7. The method of claim 1, wherein the automatically clustering voiceprints for audio in the historical audio library corresponding to the first voiceprint feature comprises:

based on the extracted first voiceprint feature, a speaker clustering technology is adopted to register a voiceprint template with a class corresponding to the first voiceprint feature according to historical record classification, an identity ID is distributed, and a registered voiceprint library is updated.

8. An automatic enrollment voiceprint recognition device comprising:

the acquisition, extraction and judgment program module is configured to respond to the acquired audio frequency containing the awakening word and the command word, extract a first voiceprint feature of the audio frequency and judge whether the first voiceprint feature is matched with a voiceprint template in a registered voiceprint library or not;

the storage judging program module is configured to store the first voiceprint feature and the audio frequency into a historical audio frequency library if the first voiceprint feature and the audio frequency are not matched, and judge whether the historical use record corresponding to the first voiceprint feature in the historical audio frequency library is less than a preset number of times;

and the clustering registration updating program module is configured to automatically cluster the voiceprints of the audio corresponding to the first voiceprint characteristic in the historical audio library if the clustering registration updating program module is not smaller than the first voiceprint characteristic, automatically register the voiceprints of the users corresponding to the first voiceprint characteristic based on a clustering result and update the registered voiceprint library.

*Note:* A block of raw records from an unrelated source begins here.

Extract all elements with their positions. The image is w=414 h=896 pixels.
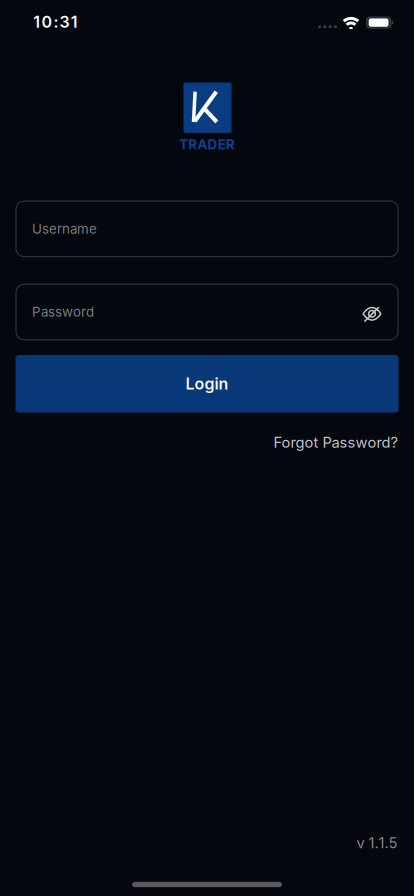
staticText: 3	[60, 13, 70, 32]
button[interactable]: Password	[16, 284, 398, 340]
button[interactable]: Login	[16, 355, 398, 413]
button[interactable]: Username	[16, 201, 398, 257]
staticText: Password	[32, 304, 94, 320]
staticText: D	[208, 137, 218, 152]
staticText: Forgot Password?	[274, 434, 398, 451]
staticText: R	[188, 137, 197, 152]
staticText: .	[374, 834, 378, 852]
staticText: 1	[368, 834, 374, 852]
staticText: 1	[33, 13, 40, 32]
staticText: T	[179, 137, 188, 152]
staticText: 0	[41, 13, 52, 32]
staticText: 1	[378, 834, 384, 852]
staticText: 1	[71, 13, 78, 32]
button[interactable]: Forgot Password?	[0, 434, 414, 451]
staticText: :	[54, 13, 58, 32]
staticText	[364, 834, 368, 852]
staticText: A	[197, 137, 207, 152]
staticText: v	[356, 834, 364, 852]
staticText: .	[384, 834, 388, 852]
staticText: R	[226, 137, 235, 152]
staticText: 5	[388, 834, 398, 852]
staticText: Username	[32, 221, 97, 237]
staticText: E	[218, 137, 226, 152]
staticText: Login	[186, 374, 228, 393]
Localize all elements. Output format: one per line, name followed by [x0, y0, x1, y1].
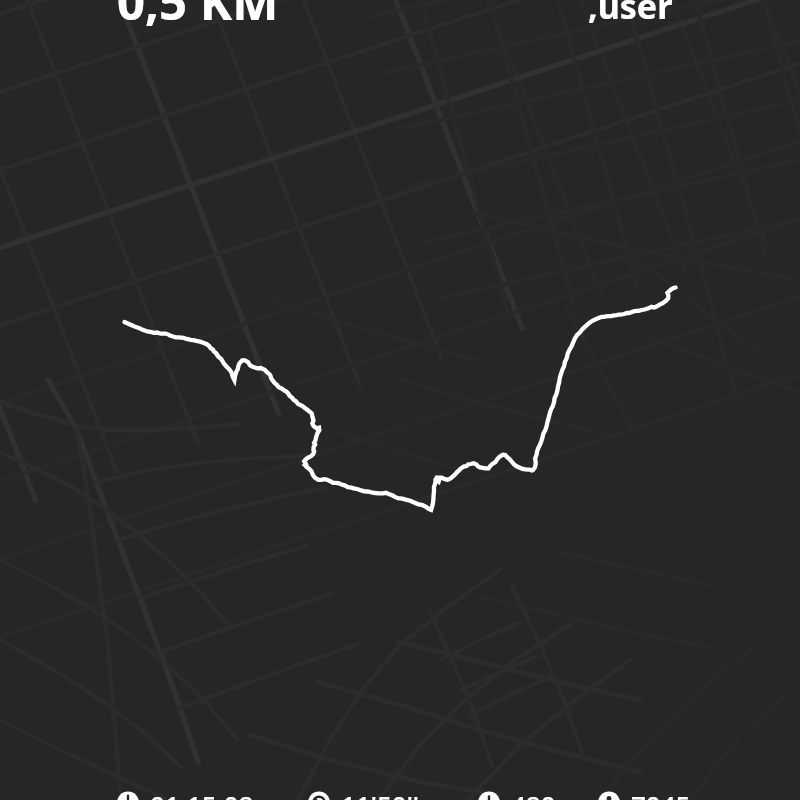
staticText: ,user [588, 0, 673, 29]
staticText: 01:15:08 [150, 787, 254, 800]
staticText: 480 [511, 787, 556, 800]
staticText: 7045 [631, 787, 691, 800]
button[interactable]: Route map [0, 0, 800, 800]
button[interactable]: 11'50'' [308, 780, 410, 800]
staticText: 11'50'' [341, 787, 419, 800]
button[interactable]: 480 [478, 780, 547, 800]
button[interactable]: ,user [395, 0, 800, 38]
staticText: 0,5 KM [117, 0, 279, 35]
button[interactable]: 7045 [598, 780, 682, 800]
button[interactable]: 01:15:08 [117, 780, 245, 800]
button[interactable]: 0,5 KM [0, 0, 395, 38]
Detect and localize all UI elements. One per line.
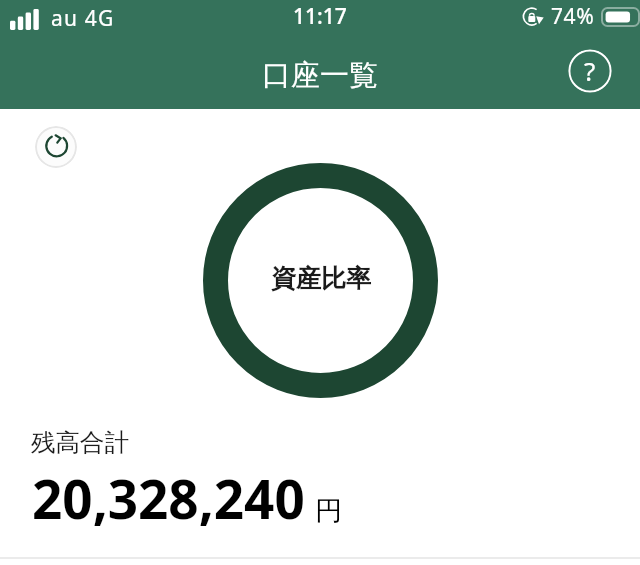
staticText: 残高合計 [31, 427, 129, 458]
staticText: 20,328,240 [32, 462, 305, 534]
staticText: au 4G [51, 4, 115, 33]
staticText: 資産比率 [271, 263, 371, 294]
staticText: 口座一覧 [262, 57, 378, 94]
staticText: 11:17 [293, 2, 347, 31]
staticText: 74% [551, 2, 595, 31]
button[interactable]: Refresh [35, 126, 77, 168]
button[interactable]: Help [568, 49, 612, 93]
staticText: ? [584, 53, 596, 88]
staticText: 円 [315, 494, 342, 528]
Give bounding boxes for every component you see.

9. An electronic device, comprising: at least one processor, and a memory communicatively coupled to the at least one processor, wherein the memory stores instructions executable by the at least one processor to enable the at least one processor to perform the steps of the method of any one of claims 1 to 7.

10. A storage medium having stored thereon a computer program, characterized in that the program, when being executed by a processor, is adapted to carry out the steps of the method of any one of claims 1 to 7.